那阿貴見人走了,心裏憋著的火氣都冒出來了,問:“六叔,何必怕他個癟犢子?”
六叔瞪了阿貴一眼,這個阿貴是他從小養的打手,心狠手辣,髒活都是他做,為人也是張狂,自然忍不得別人氣壓,六叔看著門後的紙,對阿貴說:“兒啊,人家畫一筆,我就輸了一夜,他要是在我家祖墳上畫一筆,我雷六當真就死無全屍了,俗話說的好,莫與術士見高低,這種人,你隻能敬而遠之,聽我的話,回頭再去找找,就算是半個身子也好,也算是我盡了人事,如果有一天橫死,你就去弄死他給我報仇。”
沒把人找回來,張屠戶也沒怨我,我已經盡了力了,拿著胡半仙爺爺的名聲來嚇唬那個老胡子。
那個雷六我知道,當年當過土匪,一身的匪氣,在龍口村也算是響當當的人物,能給我那麽使喚,也算是低頭了。
我跟張屠戶準備著給他的那個侄兒張濱立個墳,張羅著辦個喪事,好歹人死了,也得有個衣冠塚吧,讓魂兒能有個家。
但是就在我們張羅的時候,張屠戶卻讓我別辦了,我當時就怪了,不知道這是啥意思,那還有辦喪事辦到一半不辦的,張屠戶有些不好意思,跟我說,他那個侄子回來了,還活著呢。
我一聽就奇了,這人被打的半死丟在雪地裏凍一夜,而且還有熊瞎子出沒的九龍山,居然能活著,當真是稀奇。

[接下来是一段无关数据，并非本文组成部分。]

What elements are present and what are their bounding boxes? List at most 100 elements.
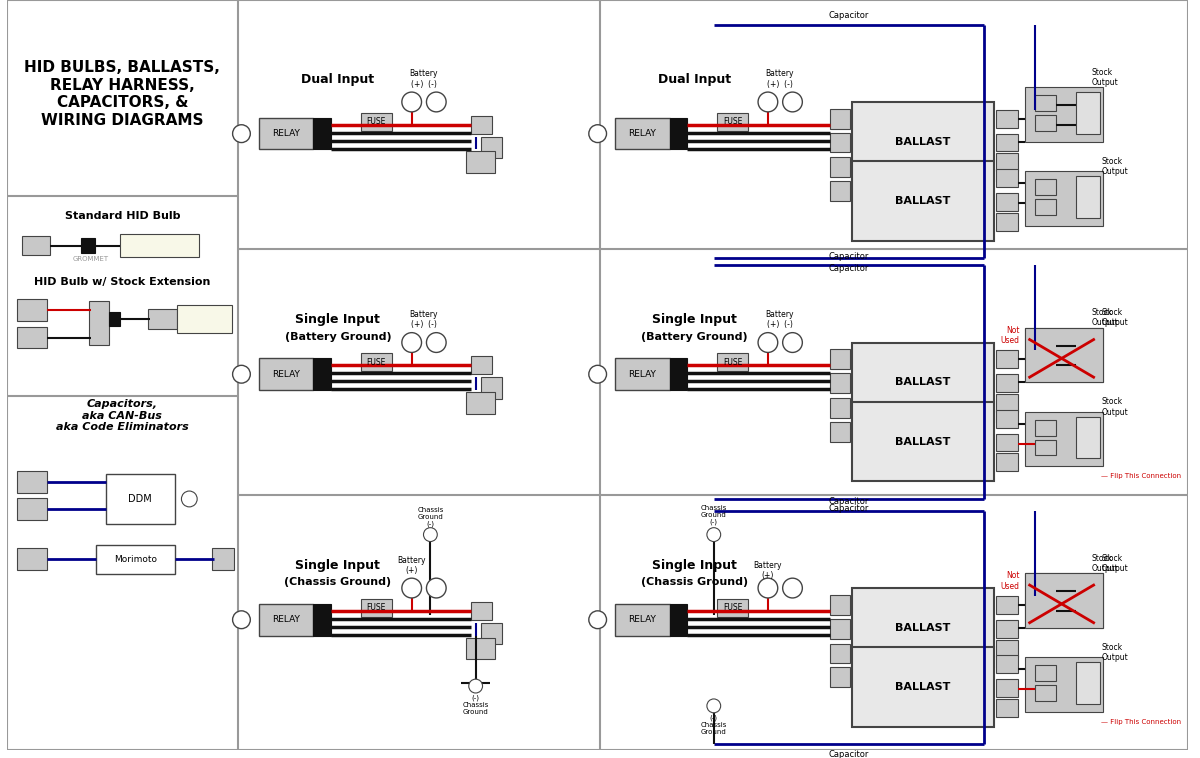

張屠戶見我一臉稀奇,就偷偷的跟我說:“女婿啊,我跟你說,這個混小子,那天晚上就回來了,但是一直沒回家,也沒來找我,你不知道,這小子也不知道走了什麽狗屎運,居然不知道從哪弄來了不少的錢,那金錠子一塊塊的,在那雷六的賭當三天五夜沒出來,輸個精光之後,第二天又弄了一堆金子,還是去堵,但是可惜啊,他就沒有贏的命。”
我聽了覺得稀罕,這個素未謀麵的小子是走了什麽狗屎運,居然能弄到金子?這件事有些稀奇,但是我也不打算往追究了,這人活著就好,我對張屠戶說:“爹啊,這小子既然活著,那就是命不該絕,但是人不可能時時常常走運,你得管著點,不然稍後還是會出大事的。”